Learning how to listen: Automatically finding bug patterns in event-driven JavaScript APIs

Event-driven programming is widely practiced in the JavaScript community, both on the client side to handle UI events and AJAX requests, and on the server side to accommodate long-running operations such as file or network I/O. Many popular event-based APIs allow event names to be specified as free-form strings without any validation, potentially leading to lost events for which no listener has been registered and dead listeners for events that are never emitted. In previous work, Madsen et al. presented a precise static analysis for detecting such problems, but their analysis does not scale because it may require a number of contexts that is exponential in the size of the program. Concentrating on the problem of detecting dead listeners, we present an approach to learn how to correctly use event-based APIs by first mining a large corpus of JavaScript code using a simple static analysis to identify code snippets that register an event listener, and then applying statistical modeling to identify anomalous patterns, which often indicate incorrect API usage.

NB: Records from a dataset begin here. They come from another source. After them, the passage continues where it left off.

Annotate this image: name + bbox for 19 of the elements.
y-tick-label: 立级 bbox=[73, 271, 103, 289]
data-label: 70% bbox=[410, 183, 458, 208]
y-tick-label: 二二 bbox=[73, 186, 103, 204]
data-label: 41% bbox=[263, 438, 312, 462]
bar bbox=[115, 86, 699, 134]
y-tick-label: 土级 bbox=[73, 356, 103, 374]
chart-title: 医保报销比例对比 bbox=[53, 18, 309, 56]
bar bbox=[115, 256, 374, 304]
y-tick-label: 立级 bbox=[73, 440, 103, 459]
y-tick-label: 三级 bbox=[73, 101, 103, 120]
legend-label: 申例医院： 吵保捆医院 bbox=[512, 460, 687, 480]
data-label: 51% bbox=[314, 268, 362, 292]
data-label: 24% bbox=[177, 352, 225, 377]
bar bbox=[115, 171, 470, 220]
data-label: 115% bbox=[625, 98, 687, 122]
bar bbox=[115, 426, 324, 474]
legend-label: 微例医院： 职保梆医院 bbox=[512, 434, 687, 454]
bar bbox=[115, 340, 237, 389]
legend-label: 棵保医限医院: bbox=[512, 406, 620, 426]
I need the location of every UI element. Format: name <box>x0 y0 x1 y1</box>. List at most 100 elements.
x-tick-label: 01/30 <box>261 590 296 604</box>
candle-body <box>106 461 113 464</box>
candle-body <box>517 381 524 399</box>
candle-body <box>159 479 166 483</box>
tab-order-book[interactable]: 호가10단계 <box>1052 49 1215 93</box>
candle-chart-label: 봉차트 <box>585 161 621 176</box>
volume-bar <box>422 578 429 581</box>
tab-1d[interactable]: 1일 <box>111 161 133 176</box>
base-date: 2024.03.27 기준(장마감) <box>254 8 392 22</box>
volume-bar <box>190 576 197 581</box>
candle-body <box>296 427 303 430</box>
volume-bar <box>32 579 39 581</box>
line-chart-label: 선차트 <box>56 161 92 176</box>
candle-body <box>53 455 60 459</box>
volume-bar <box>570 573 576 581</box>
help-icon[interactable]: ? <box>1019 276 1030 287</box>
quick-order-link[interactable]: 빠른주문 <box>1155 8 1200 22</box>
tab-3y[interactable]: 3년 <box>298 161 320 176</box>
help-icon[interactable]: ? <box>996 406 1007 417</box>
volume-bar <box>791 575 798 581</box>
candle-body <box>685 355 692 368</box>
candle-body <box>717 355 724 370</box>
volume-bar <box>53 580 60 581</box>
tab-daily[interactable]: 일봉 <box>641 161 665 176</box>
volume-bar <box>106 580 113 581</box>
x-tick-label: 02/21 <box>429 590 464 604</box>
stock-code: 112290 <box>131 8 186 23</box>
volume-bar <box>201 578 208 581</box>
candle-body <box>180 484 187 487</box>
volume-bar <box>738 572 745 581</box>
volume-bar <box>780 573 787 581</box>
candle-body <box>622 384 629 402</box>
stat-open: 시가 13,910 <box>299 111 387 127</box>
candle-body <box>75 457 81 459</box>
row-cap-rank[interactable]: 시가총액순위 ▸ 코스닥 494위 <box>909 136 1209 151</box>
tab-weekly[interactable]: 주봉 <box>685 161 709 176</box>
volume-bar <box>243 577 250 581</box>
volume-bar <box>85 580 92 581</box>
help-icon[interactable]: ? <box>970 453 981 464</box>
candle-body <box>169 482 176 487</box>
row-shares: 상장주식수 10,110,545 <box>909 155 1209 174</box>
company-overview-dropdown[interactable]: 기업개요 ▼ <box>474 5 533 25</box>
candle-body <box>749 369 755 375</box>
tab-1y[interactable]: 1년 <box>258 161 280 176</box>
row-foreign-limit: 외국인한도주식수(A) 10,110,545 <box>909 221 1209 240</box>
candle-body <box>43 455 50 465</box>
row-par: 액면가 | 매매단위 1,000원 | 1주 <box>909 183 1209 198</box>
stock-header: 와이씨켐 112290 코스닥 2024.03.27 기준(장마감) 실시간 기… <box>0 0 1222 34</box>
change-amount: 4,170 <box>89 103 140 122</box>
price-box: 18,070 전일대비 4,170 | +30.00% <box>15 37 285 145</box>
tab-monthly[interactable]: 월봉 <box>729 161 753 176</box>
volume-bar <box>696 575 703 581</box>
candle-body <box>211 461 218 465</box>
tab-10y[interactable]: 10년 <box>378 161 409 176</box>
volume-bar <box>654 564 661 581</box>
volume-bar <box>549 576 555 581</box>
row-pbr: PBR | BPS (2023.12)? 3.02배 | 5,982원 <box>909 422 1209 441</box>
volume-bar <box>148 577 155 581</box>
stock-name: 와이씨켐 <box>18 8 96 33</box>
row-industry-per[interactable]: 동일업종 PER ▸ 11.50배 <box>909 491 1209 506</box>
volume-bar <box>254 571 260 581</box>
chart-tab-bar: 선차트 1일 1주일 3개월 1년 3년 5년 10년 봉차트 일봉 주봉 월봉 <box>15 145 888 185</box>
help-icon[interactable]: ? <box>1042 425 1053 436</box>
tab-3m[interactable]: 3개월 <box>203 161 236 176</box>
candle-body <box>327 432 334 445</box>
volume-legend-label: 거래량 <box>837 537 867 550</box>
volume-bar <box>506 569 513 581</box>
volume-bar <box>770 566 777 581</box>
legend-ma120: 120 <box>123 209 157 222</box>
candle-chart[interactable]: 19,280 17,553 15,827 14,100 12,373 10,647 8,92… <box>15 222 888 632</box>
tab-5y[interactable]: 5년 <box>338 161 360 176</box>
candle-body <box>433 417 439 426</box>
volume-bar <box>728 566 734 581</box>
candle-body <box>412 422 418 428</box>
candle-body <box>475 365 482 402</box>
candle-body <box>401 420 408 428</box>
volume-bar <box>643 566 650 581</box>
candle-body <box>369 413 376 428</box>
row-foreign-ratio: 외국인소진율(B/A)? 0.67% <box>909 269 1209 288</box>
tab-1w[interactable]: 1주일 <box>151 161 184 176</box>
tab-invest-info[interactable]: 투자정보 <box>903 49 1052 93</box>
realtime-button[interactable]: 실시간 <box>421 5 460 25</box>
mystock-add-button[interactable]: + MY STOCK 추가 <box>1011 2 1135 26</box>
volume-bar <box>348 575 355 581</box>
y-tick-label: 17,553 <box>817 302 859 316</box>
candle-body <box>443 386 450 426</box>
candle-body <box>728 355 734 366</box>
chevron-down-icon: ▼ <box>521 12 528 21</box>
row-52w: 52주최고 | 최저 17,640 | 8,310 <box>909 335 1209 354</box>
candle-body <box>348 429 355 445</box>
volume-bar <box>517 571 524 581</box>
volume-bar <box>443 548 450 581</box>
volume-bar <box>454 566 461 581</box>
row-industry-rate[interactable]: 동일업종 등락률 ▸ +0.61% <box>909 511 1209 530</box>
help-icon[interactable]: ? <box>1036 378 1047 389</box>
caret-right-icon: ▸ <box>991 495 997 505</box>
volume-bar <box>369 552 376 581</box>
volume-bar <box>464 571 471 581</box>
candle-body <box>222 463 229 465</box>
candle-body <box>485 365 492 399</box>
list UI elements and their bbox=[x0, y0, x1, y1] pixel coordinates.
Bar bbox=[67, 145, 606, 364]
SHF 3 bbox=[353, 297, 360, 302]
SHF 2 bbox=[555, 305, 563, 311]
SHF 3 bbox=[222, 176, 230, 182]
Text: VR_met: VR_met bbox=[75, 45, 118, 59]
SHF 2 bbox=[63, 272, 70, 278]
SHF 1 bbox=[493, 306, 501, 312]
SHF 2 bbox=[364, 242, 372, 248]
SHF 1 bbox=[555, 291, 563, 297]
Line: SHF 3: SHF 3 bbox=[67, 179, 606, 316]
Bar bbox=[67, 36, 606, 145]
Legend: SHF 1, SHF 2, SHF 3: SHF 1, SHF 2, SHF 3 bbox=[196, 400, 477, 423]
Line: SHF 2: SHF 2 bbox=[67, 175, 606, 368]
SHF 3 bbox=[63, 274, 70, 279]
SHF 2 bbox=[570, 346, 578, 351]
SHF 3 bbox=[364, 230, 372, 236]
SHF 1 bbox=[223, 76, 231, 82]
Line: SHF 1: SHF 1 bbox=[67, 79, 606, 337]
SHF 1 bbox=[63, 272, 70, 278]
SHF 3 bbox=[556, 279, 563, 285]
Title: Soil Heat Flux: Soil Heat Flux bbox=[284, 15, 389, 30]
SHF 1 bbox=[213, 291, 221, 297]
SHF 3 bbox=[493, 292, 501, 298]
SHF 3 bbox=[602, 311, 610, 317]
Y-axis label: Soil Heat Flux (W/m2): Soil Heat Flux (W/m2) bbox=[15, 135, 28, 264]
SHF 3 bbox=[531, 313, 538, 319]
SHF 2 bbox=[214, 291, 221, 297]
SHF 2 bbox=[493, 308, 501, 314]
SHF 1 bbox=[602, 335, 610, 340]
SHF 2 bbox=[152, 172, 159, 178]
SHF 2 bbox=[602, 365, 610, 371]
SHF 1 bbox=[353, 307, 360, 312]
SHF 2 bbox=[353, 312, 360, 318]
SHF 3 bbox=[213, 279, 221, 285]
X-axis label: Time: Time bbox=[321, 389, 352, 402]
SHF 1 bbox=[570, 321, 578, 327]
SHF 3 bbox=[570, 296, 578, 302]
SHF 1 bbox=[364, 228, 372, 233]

From a large-scale evaluation on 127,531 open-source JavaScript code bases, our technique was able to detect 75 anomalous listener-registration patterns, while maintaining a precision of 90.9% and recall of 7.5% over our validation set, demonstrating that a learning-based approach to detecting event-handling bugs is feasible. In an additional experiment, we investigated instances of these patterns in 25 open-source projects, and reported 30 issues to the project maintainers, of which 7 have been confirmed as bugs.